「子育て支援」「災害対策」などの公的な観点から
こうした動きに背中を押されたか、安倍晋三内閣が、女性の社会進出促進一環で、液体ミルクに目を付けた。菅義偉・官房長官は10月17日の記者会見で、液体ミルクの解禁について「今後検討が行われる」と表明。具体的な検討の舞台は内閣府の「男児共同参画会議」の専門調査会で、11月14日に、関係省庁や業界団体の「日本乳業協会」などから意見を聞いた。
この場で、厚生労働省は前向きな考えを表明。国内流通のためには同省が食品衛生法に基づく省令を見直し、液体ミルクの規格を定める必要があるが、「薬事・食品衛生審議会で議論し、検討を前向きに進めたい」と表明。「開封すると急速に微生物が増殖し、当然ながら食中毒が懸念される」とも述べ、同協会に保存試験などのデータの提供を求めていると説明した。

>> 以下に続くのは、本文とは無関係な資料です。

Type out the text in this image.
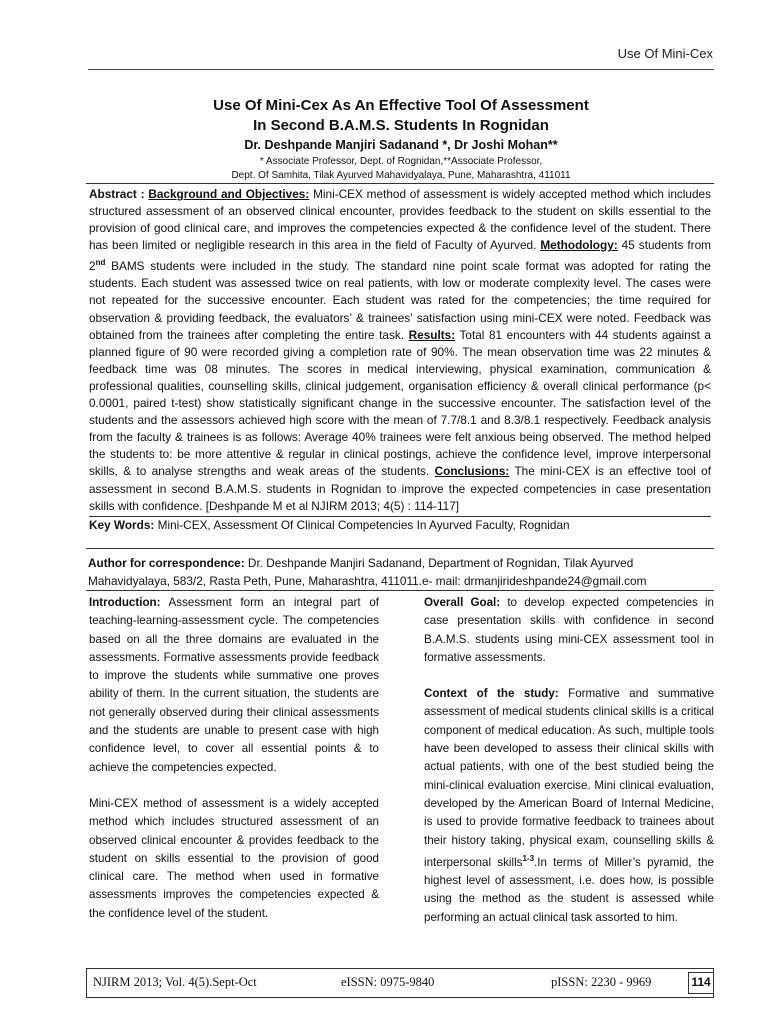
Use Of Mini-Cex
Use Of Mini-Cex As An Effective Tool Of Assessment
In Second B.A.M.S. Students In Rognidan
Dr. Deshpande Manjiri Sadanand *, Dr Joshi Mohan**
* Associate Professor, Dept. of Rognidan,**Associate Professor,
Dept. Of Samhita, Tilak Ayurved Mahavidyalaya, Pune, Maharashtra, 411011
Abstract : Background and Objectives: Mini-CEX method of assessment is widely accepted method which includes structured assessment of an observed clinical encounter, provides feedback to the student on skills essential to the provision of good clinical care, and improves the competencies expected & the confidence level of the student. There has been limited or negligible research in this area in the field of Faculty of Ayurved. Methodology: 45 students from 2nd BAMS students were included in the study. The standard nine point scale format was adopted for rating the students. Each student was assessed twice on real patients, with low or moderate complexity level. The cases were not repeated for the successive encounter. Each student was rated for the competencies; the time required for observation & providing feedback, the evaluators’ & trainees’ satisfaction using mini-CEX were noted. Feedback was obtained from the trainees after completing the entire task. Results: Total 81 encounters with 44 students against a planned figure of 90 were recorded giving a completion rate of 90%. The mean observation time was 22 minutes & feedback time was 08 minutes. The scores in medical interviewing, physical examination, communication & professional qualities, counselling skills, clinical judgement, organisation efficiency & overall clinical performance (p< 0.0001, paired t-test) show statistically significant change in the successive encounter. The satisfaction level of the students and the assessors achieved high score with the mean of 7.7/8.1 and 8.3/8.1 respectively. Feedback analysis from the faculty & trainees is as follows: Average 40% trainees were felt anxious being observed. The method helped the students to: be more attentive & regular in clinical postings, achieve the confidence level, improve interpersonal skills, & to analyse strengths and weak areas of the students. Conclusions: The mini-CEX is an effective tool of assessment in second B.A.M.S. students in Rognidan to improve the expected competencies in case presentation skills with confidence. [Deshpande M et al NJIRM 2013; 4(5) : 114-117]
Key Words: Mini-CEX, Assessment Of Clinical Competencies In Ayurved Faculty, Rognidan
Author for correspondence: Dr. Deshpande Manjiri Sadanand, Department of Rognidan, Tilak Ayurved Mahavidyalaya, 583/2, Rasta Peth, Pune, Maharashtra, 411011.e- mail: drmanjirideshpande24@gmail.com

Introduction: Assessment form an integral part of teaching-learning-assessment cycle. The competencies based on all the three domains are evaluated in the assessments. Formative assessments provide feedback to improve the students while summative one proves ability of them. In the current situation, the students are not generally observed during their clinical assessments and the students are unable to present case with high confidence level, to cover all essential points & to achieve the competencies expected.

Mini-CEX method of assessment is a widely accepted method which includes structured assessment of an observed clinical encounter & provides feedback to the student on skills essential to the provision of good clinical care. The method when used in formative assessments improves the competencies expected & the confidence level of the student.

Overall Goal: to develop expected competencies in case presentation skills with confidence in second B.A.M.S. students using mini-CEX assessment tool in formative assessments.

Context of the study: Formative and summative assessment of medical students clinical skills is a critical component of medical education. As such, multiple tools have been developed to assess their clinical skills with actual patients, with one of the best studied being the mini-clinical evaluation exercise. Mini clinical evaluation, developed by the American Board of Internal Medicine, is used to provide formative feedback to trainees about their history taking, physical exam, counselling skills & interpersonal skills$^{1-3}$.In terms of Miller’s pyramid, the highest level of assessment, i.e. does how, is possible using the method as the student is assessed while performing an actual clinical task assorted to him.

NJIRM 2013; Vol. 4(5).Sept-Oct	eISSN: 0975-9840	pISSN: 2230 - 9969	114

一方、乳業協会は、メーカーも製造試験に取り組んでいることを明らかにした。ただ、液体ミルクは時間の経過とともにミネラル成分が沈殿したり、ミルクが変色したりしやすいことから、「生活者に許容されるのかどうか」と、迷いを見せた。
価格的にも、粉ミルクの5倍程度になるとの見方もあり、実際に流通するまでには数年かかるといわれる。「子育て支援」「災害対策」といった公的な観点から、開発から備蓄まで、国や自治体の支援も必要なようだ。